A saga de Novak Djokovic na Austrália tem sido seguida quase ao minuto por muitos órgãos de informação. É evidente que há uma notícia – seja qual for o motivo – quando o n.º1 do mundo do ténis é impedido de entrar num país onde deveria participar numa competição profissional. A juntar a esta notícia há também o que parece ser uma “história mal contada” por parte de Djokovic (esteve ou não infectado com covid19 e quando? Tem ou não uma prescrição médica que o isenta de vacinação?). Fez declarações que mais tarde corrigiu e pediu desculpa. Depois, há ainda os zigue-zagues da Austrália: entra-não-entra; tem-visto-não-tem-visto; é ou não deportado; pode ou não competir…

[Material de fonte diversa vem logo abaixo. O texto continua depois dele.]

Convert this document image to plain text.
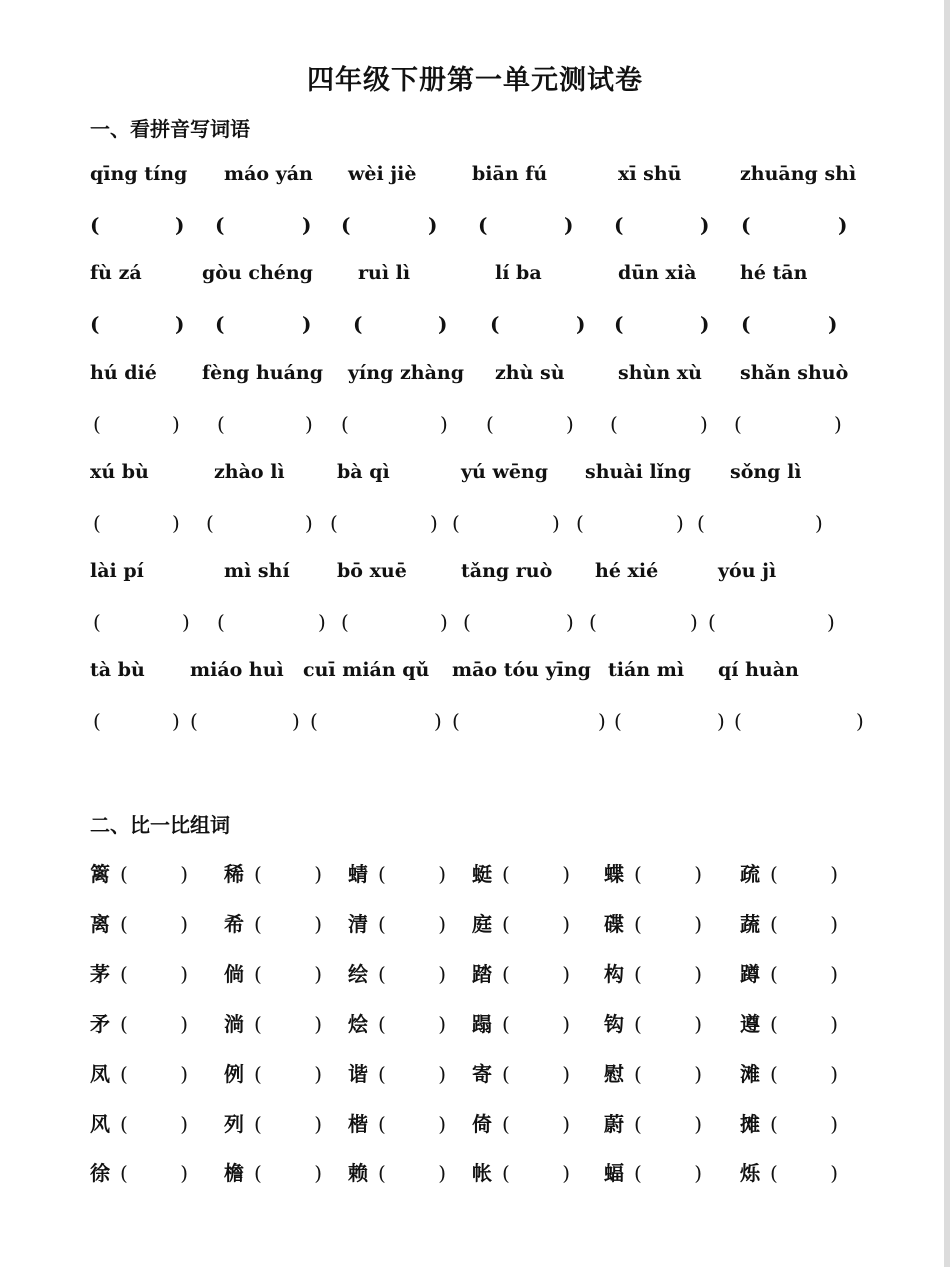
四年级下册第一单元测试卷
一、看拼音写词语
qīng tíng
(	)
máo yán
(	)
wèi jiè
(	)
biān fú
(	)
xī shū
(	)
zhuāng shì
(	)
fù zá
(	)
gòu chéng
(	)
ruì lì
(	)
lí ba
(	)
dūn xià
(	)
hé tān
(	)
hú dié
(	)
fèng huáng
(	)
yíng zhàng
(	)
zhù sù
(	)
shùn xù
(	)
shǎn shuò
(	)
xú bù
(	)
zhào lì
(	)
bà qì
(	)
yú wēng
(	)
shuài lǐng
(	)
sǒng lì
(	)
lài pí
(	)
mì shí
(	)
bō xuē
(	)
tǎng ruò
(	)
hé xié
(	)
yóu jì
(	)
tà bù
(	)
miáo huì
(	)
cuī mián qǔ
(	)
māo tóu yīng
(	)
tián mì
(	)
qí huàn
(	)
二、比一比组词
篱 ( )	稀 ( )	蜻 ( )	蜓 ( )	蝶 ( )	疏( )
离 ( )	希 ( )	清 ( )	庭 ( )	碟 ( )	蔬( )
茅 ( )	倘 ( )	绘 ( )	踏 ( )	构 ( )	蹲( )
矛 ( )	淌 ( )	烩 ( )	蹋 ( )	钩 ( )	遵( )
凤 ( )	例 ( )	谐 ( )	寄 ( )	慰 ( )	滩( )
风 ( )	列 ( )	楷 ( )	倚 ( )	蔚 ( )	摊( )
徐 ( )	檐 ( )	赖 ( )	帐 ( )	蝠 ( )	烁( )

Como também parece evidente, há uma “apetência” dos órgãos de informação por tudo o que está relacionado com a covid19 e, se envolver uma figura pública, tanto melhor. É por isso que assistimos, a nível internacional, a um acompanhamento deste caso completamente desproporcionado para a importância que realmente tem, a não ser que essa importância seja determinada pelo poder do Ténis internacional e por tudo o que a ele está associado em termos de negócio global.
Mas o caso de Novak Djokovic teve uma virtude. Imprevista, é certo, mas levou-nos a outro caso, esse sim a merecer a atenção que não tem tido: o caso dos refugiados retidos (posso dizer presos?) na Austrália. Felizmente houve quem soubesse aproveitar a presença de Djokovic no Hotel agora centro de detenção para chamar a atenção para as outras pessoas aí detidas, algumas há cerca de nove anos. A Austrália recebeu recentemente refugiados afegãos, é verdade, mas a política do país em termos de Direitos Humanos deixa muito a desejar e as Nações Unidas têm chamado a atenção para as políticas de imigração australianas que punem os refugiados de uma forma extremamente severa e desumana, atirando-os para centros de detenção onde a condição humana fica em suspenso. Será útil nessa matéria o livro de Behrouz Boochani, “No Friend but the Mountains”, traduzido (mal) na edição portuguesa para “Sózinho nas Montanhas” (o autor é curdo do Irão).
Nas proximidades do “hotel” onde Novak Djokovic esteve (ou está) surgiram cartazes a alertar para os refugiados aí detidos: “Libertem os Refugiados”, “Novak, fala pelos teus companheiros prisioneiros”, “Vão lembrar-se dos nossos amigos depois de Novak ir embora no jacto privado?”, “Abolição dos Centros de Detenção”, “Djokovic chateado há dois dias/refugiados desesperados há nove anos”, “Libertem-nos, libertem-nos a todos”. Algumas das frases que os activistas dos Direitos Humanos levaram até ao local onde Djokovic esteve (está?) detido para lembrar que há outros detidos (presos) de quem ninguém se lembra. Agora ainda foi possível ler, ver e ouvir notícias sobre estes refugiados, mas duvido que tal continue logo que Djokovic diga adeus à Austrália.
E aqui chegados, o jornalismo tem muita responsabilidade. Não se trata de retirar importância ao desporto (este caso toca essa área, mas podia ser na política, na economia ou na cultura…). Não se trata de pedantismo ou da defesa de uma informação elitista que despreze o que agrada ao grande público. Trata-se apenas de alocar tempo e recursos ao que é importante e não ao que é fácil e interessante para as vendas e para as audiências. Trata-se de dizer que os recursos e o tempo gasto com coisas que podendo ser muito interessantes não têm qualquer importância na nossa vida, deviam ser aplicados em assuntos realmente importantes. E não há nada mais importante do que os Direitos Humanos. Um jornalismo mais responsável e menos deslumbrado com alguns protagonistas e alguns interesses, seria um jornalismo muito melhor, mais próximo da sua verdadeira função e, certamente, um forte obstáculo a muita aldrabice política. O Mundo seria melhor.